Stewart's denial of guilt cited as crime

 •  Martha fans keep faith in business

By Erin McClam
Associated Press

NEW YORK — Prosecutors tucked a highly unusual twist into their indictment of Martha Stewart — a charge that she committed a crime simply by declaring her own innocence.

Prosecutors say the domestic guru committed securities fraud — that is, she deliberately tried to inflate the stock of her own company — when she stood up in public last summer and denied engaging in insider trading.

"There's kind of a natural tendency when you're confronted with something to deny it," said Richard A. Serafini, a former economic crimes prosecutor in New York. "Now they're charging it as market manipulation."

Legal experts said the charge is a high-risk move designed to convince a jury that Stewart hurt thousands of ordinary stockholders in Martha Stewart Living Omnimedia.

Stewart was indicted Wednesday on five federal counts — including obstruction of justice, conspiracy and lying to investigators — tied to her December 2001 sale of nearly 4,000 shares of ImClone Systems stock. She pleaded not guilty to all charges, but could go to prison for several years if convicted.

Her former stockbroker, Peter Bacanovic, also was indicted and pleaded innocent.

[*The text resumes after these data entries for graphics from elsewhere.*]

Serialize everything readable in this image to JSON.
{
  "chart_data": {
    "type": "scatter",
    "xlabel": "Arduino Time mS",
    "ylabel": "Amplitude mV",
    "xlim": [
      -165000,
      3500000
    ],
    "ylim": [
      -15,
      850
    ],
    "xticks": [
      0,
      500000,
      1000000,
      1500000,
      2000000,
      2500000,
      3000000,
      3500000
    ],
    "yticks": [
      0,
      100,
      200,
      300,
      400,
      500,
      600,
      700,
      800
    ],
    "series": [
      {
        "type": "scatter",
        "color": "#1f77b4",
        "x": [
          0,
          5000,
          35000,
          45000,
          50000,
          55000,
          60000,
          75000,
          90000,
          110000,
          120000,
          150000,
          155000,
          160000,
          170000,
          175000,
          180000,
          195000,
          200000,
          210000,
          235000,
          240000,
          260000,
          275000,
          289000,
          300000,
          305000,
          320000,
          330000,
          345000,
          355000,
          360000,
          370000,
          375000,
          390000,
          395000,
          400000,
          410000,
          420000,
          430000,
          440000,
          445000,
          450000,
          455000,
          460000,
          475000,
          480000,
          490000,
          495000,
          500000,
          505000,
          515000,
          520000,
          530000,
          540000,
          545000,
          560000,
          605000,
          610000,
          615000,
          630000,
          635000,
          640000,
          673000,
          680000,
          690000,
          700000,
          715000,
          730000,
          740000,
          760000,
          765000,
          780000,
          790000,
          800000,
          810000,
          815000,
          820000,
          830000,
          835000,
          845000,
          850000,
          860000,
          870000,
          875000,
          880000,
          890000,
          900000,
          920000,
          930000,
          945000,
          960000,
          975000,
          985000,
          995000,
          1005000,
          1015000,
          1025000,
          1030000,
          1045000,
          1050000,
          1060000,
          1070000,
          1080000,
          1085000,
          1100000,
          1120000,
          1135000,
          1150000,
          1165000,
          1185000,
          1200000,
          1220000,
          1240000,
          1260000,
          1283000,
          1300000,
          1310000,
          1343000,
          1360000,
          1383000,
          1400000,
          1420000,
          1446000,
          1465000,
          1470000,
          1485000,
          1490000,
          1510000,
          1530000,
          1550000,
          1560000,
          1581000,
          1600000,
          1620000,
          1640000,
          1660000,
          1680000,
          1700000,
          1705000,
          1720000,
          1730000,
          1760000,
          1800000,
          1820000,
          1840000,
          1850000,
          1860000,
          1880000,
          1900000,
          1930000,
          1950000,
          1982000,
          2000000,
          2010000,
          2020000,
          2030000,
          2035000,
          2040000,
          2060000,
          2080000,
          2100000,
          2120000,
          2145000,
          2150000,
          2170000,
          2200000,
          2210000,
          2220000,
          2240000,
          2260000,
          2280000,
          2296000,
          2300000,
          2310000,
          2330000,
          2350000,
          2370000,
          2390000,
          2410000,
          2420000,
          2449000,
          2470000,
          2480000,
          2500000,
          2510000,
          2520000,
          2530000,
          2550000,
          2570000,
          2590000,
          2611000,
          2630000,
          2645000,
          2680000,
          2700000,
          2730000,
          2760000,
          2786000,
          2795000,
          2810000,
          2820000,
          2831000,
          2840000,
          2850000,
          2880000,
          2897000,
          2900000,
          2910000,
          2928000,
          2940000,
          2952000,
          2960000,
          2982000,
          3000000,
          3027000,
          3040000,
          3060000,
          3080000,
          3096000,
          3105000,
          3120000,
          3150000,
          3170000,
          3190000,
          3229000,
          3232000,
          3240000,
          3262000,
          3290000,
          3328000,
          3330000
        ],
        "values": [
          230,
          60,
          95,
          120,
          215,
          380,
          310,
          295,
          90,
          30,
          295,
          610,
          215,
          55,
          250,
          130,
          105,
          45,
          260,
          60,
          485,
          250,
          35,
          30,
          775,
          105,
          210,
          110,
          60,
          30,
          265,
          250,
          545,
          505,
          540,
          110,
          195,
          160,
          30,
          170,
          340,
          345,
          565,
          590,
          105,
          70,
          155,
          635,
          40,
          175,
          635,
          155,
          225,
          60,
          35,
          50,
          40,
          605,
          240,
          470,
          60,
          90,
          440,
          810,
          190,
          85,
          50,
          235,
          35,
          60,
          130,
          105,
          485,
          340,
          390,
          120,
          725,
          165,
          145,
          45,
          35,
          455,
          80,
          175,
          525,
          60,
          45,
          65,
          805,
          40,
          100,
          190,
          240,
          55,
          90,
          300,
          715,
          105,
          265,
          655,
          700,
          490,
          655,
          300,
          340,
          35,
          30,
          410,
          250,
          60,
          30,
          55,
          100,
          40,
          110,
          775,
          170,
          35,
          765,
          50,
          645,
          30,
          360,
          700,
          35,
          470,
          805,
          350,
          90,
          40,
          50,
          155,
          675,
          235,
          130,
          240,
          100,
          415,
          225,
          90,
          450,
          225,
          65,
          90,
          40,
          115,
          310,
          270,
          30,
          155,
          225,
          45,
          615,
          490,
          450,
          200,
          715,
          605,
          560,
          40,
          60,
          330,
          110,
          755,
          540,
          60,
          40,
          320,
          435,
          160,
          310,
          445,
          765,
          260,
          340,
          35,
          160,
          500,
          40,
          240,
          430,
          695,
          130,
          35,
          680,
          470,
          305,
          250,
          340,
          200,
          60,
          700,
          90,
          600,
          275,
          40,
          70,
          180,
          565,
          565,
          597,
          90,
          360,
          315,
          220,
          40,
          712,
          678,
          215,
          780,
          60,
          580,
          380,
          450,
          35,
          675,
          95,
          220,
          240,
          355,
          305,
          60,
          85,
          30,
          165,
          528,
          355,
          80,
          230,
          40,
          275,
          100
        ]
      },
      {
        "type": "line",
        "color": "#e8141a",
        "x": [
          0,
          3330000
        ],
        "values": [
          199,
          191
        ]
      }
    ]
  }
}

Stewart dumped her ImClone stock one day before the government issued discouraging news about an ImClone cancer drug. The government says Stewart had inside knowledge that the stock was about to plummet.

But it was the charge of securities fraud that surprised legal observers. The charge cited a speech Stewart gave at an investors conference in New York last June 19, a week after ImClone founder Samuel Waksal, a longtime friend, was arrested on fraud charges.

In the speech, Stewart maintained that her sale of ImClone shares was perfectly legal and said she was cooperating "fully and to the best of my ability with investigators."

Prosecutors say those were lies designed to pump up the stock price of her company. Martha Stewart Living Omnimedia rose more than $2, or about 14 percent, to $16.45 after her speech. The stock now trades at about $10.